While some scientists posited that large impacts on Mars have showered the nearby moon with groove-carving debris, others suggested that Mars' gravity is slowly tearing Phobos apart, and the grooves are signs of structural failure.
To confirm, a team from Brown University in the US designed computer models that showed that boulders ejected from Stickney could have created the puzzling patterns of grooves seen on Phobos.
Stickney is a huge crater at nine kilometres across for a moon the size of diminutive Phobos (27 kilometres across at its widest point).
"These grooves are a distinctive feature of Phobos, and how they formed has been debated by planetary scientists for 40 years," said Ken Ramsley, a planetary science researcher at Brown University who led the work.

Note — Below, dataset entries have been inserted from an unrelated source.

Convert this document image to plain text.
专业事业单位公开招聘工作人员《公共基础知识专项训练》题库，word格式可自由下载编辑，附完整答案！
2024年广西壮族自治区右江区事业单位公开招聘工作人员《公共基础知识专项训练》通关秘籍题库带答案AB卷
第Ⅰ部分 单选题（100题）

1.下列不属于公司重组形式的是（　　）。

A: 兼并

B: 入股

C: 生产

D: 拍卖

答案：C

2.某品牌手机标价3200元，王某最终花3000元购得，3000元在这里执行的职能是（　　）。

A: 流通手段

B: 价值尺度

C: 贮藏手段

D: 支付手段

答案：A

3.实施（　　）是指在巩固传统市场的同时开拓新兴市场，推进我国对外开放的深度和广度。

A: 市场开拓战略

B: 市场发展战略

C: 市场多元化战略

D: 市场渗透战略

"We think this study is another step toward zeroing in on an explanation."
The simulations show that because of Phobos' small size and relatively weak gravity, Stickney stones just keep on rolling rather than stopping after a kilometre or so like they might on a larger body.
In fact, some boulders would have rolled and bounded their way all the way around the tiny moon, explaining why some grooves are not radially aligned to the crater, the researchers noted in the paper published in the journal Planetary and Space Science.

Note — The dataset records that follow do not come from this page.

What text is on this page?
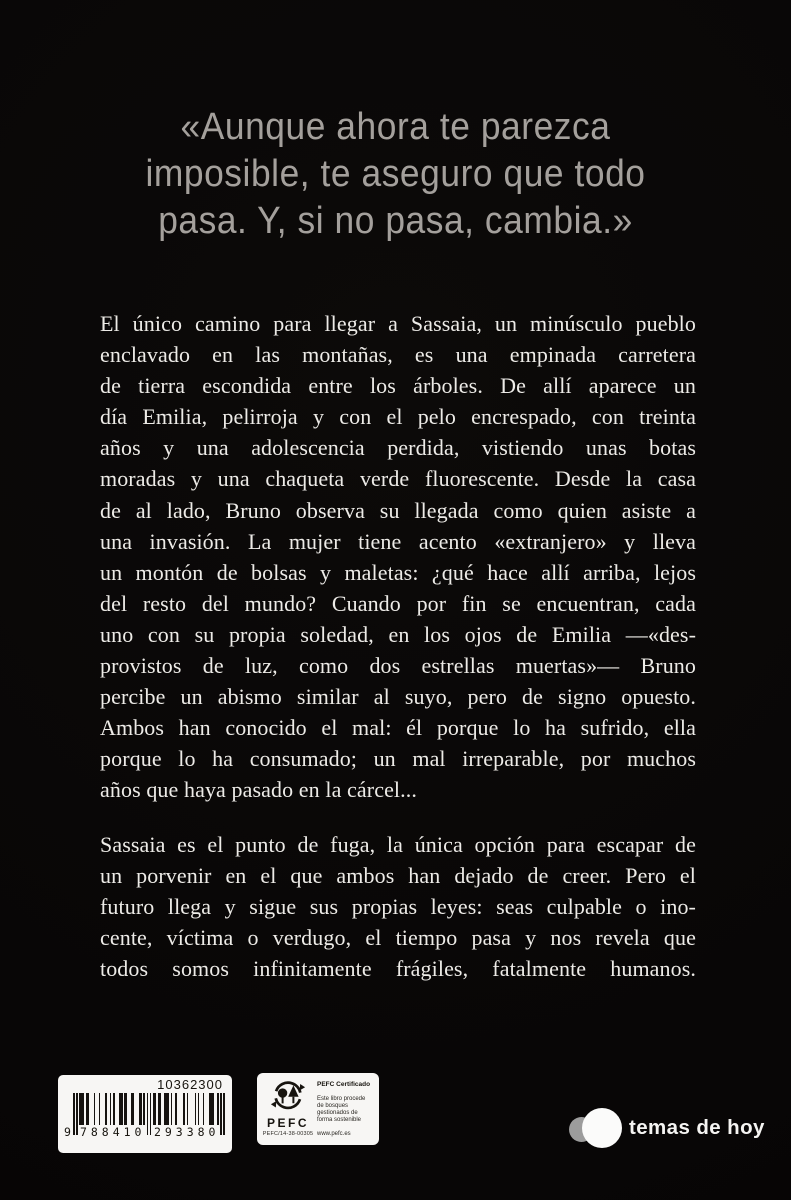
«Aunque ahora te parezca
imposible, te aseguro que todo
pasa. Y, si no pasa, cambia.»
El único camino para llegar a Sassaia, un minúsculo pueblo
enclavado en las montañas, es una empinada carretera
de tierra escondida entre los árboles. De allí aparece un
día Emilia, pelirroja y con el pelo encrespado, con treinta
años y una adolescencia perdida, vistiendo unas botas
moradas y una chaqueta verde fluorescente. Desde la casa
de al lado, Bruno observa su llegada como quien asiste a
una invasión. La mujer tiene acento «extranjero» y lleva
un montón de bolsas y maletas: ¿qué hace allí arriba, lejos
del resto del mundo? Cuando por fin se encuentran, cada
uno con su propia soledad, en los ojos de Emilia —«des-
provistos de luz, como dos estrellas muertas»— Bruno
percibe un abismo similar al suyo, pero de signo opuesto.
Ambos han conocido el mal: él porque lo ha sufrido, ella
porque lo ha consumado; un mal irreparable, por muchos
años que haya pasado en la cárcel...
Sassaia es el punto de fuga, la única opción para escapar de
un porvenir en el que ambos han dejado de creer. Pero el
futuro llega y sigue sus propias leyes: seas culpable o ino-
cente, víctima o verdugo, el tiempo pasa y nos revela que
todos somos infinitamente frágiles, fatalmente humanos.
10362300
9 788410 293380
PEFC
PEFC/14-38-00305
PEFC Certificado
Este libro procede de bosques gestionados de forma sostenible
www.pefc.es	temas de hoy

In some cases, the globe-trotting boulders rolled all the way back to where they started -- Stickney, indicating why the crater itself has grooves.
In addition, there are fairly low-elevation areas on Phobos surrounded by a higher-elevation lip, with no grooves at all.
"It's like a ski jump," Ramsley said. "The boulders keep going but suddenly there's no ground under them. They end up doing this suborbital flight over this zone."
"We think this makes a pretty strong case that it was this rolling boulder model that accounts for most if not all the grooves on Phobos," Ramsley said.